Ein Modell der künstlichen Intelligenz, das teilweise auf einem Quantencomputer trainiert wurde, lieferte dort richtige Antworten, wo es zuvor falsch lag.
Forscher von Multiverse Computing haben gezeigt, dass das Hinzufügen einer winzigen Anzahl von Parametern, die auf einer Quantenmaschine ausgeführt werden, die Genauigkeit eines großen Sprachmodells erheblich verbessern kann. Ihre Arbeit, die auf der Plattform
arXiv veröffentlicht wurde, ist ein erster Beleg dafür, dass Quantencomputer bereits weit verbreitete KI-Systeme verstärken können.
Um den Mechanismus hinter dieser Verbesserung zu verstehen, muss man sich einen Schlüsselindikator namens „Perplexität“ ansehen. Je niedriger die Perplexität eines Modells, desto besser kann es das nächste Wort in einem Satz vorhersagen. Traditionell wurde zur Senkung der Perplexität die Anzahl der Parameter erhöht, was die Infrastruktur belastete.
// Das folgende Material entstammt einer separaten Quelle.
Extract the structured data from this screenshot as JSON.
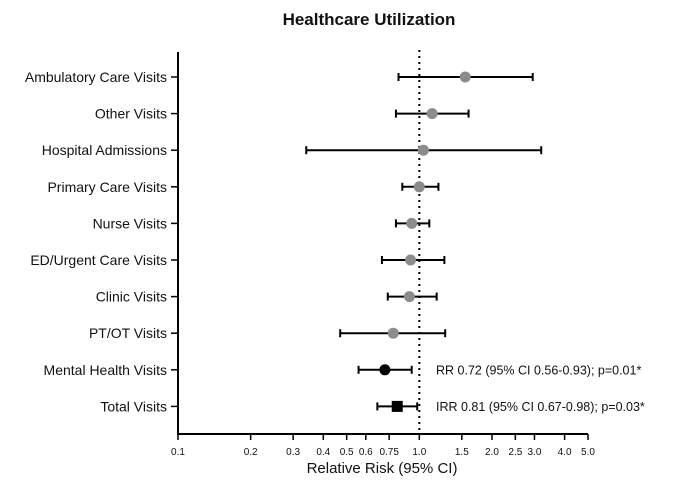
{
  "chart_data": {
    "type": "forest",
    "title": "Healthcare Utilization",
    "xlabel": "Relative Risk (95% CI)",
    "x_scale": "log",
    "xlim": [
      0.1,
      5.0
    ],
    "reference_line": 1.0,
    "x_ticks": [
      "0.1",
      "0.2",
      "0.3",
      "0.4",
      "0.5",
      "0.6",
      "0.75",
      "1.0",
      "1.5",
      "2.0",
      "2.5",
      "3.0",
      "4.0",
      "5.0"
    ],
    "colors": {
      "gray_marker": "#8c8c8c",
      "black_marker": "#000000",
      "line": "#000000"
    },
    "rows": [
      {
        "label": "Ambulatory Care Visits",
        "estimate": 1.55,
        "lower": 0.82,
        "upper": 2.95,
        "marker": "circle",
        "color": "#8c8c8c",
        "annotation": ""
      },
      {
        "label": "Other Visits",
        "estimate": 1.13,
        "lower": 0.8,
        "upper": 1.6,
        "marker": "circle",
        "color": "#8c8c8c",
        "annotation": ""
      },
      {
        "label": "Hospital Admissions",
        "estimate": 1.04,
        "lower": 0.34,
        "upper": 3.2,
        "marker": "circle",
        "color": "#8c8c8c",
        "annotation": ""
      },
      {
        "label": "Primary Care Visits",
        "estimate": 1.0,
        "lower": 0.85,
        "upper": 1.2,
        "marker": "circle",
        "color": "#8c8c8c",
        "annotation": ""
      },
      {
        "label": "Nurse Visits",
        "estimate": 0.93,
        "lower": 0.8,
        "upper": 1.1,
        "marker": "circle",
        "color": "#8c8c8c",
        "annotation": ""
      },
      {
        "label": "ED/Urgent Care Visits",
        "estimate": 0.92,
        "lower": 0.7,
        "upper": 1.27,
        "marker": "circle",
        "color": "#8c8c8c",
        "annotation": ""
      },
      {
        "label": "Clinic Visits",
        "estimate": 0.91,
        "lower": 0.74,
        "upper": 1.18,
        "marker": "circle",
        "color": "#8c8c8c",
        "annotation": ""
      },
      {
        "label": "PT/OT Visits",
        "estimate": 0.78,
        "lower": 0.47,
        "upper": 1.28,
        "marker": "circle",
        "color": "#8c8c8c",
        "annotation": ""
      },
      {
        "label": "Mental Health Visits",
        "estimate": 0.72,
        "lower": 0.56,
        "upper": 0.93,
        "marker": "circle",
        "color": "#000000",
        "annotation": "RR 0.72 (95% CI 0.56-0.93); p=0.01*"
      },
      {
        "label": "Total Visits",
        "estimate": 0.81,
        "lower": 0.67,
        "upper": 0.98,
        "marker": "square",
        "color": "#000000",
        "annotation": "IRR 0.81 (95% CI 0.67-0.98); p=0.03*"
      }
    ]
  }
}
Die Forscher fanden jedoch eine Alternative: den Einsatz spezialisierter Quantenblöcke, sogenannter unitärer Cayley-Adapter, die nur eine infinitesimale Erhöhung der Parameterzahl erfordern.
Konkret nahmen die Wissenschaftler das Modell Llama 3.1 8B von Meta, das 8 Milliarden Parameter umfasst. Sie froren seine ursprünglichen Parameter ein und fügten die zuvor auf einem klassischen Computer trainierten Cayley-Adapter ein. Das Ganze wurde auf dem Quantenprozessor IBM Quantum System Two mit 156 Qubits ausgeführt.
Das Ergebnis? Ein Rückgang der Perplexität um 1,4 % mit nur 6.000 zusätzlichen Parametern, also einer Steigerung von 0,000075 %. Ein derartiger Gewinn bei so geringen Änderungen ist spektakulär.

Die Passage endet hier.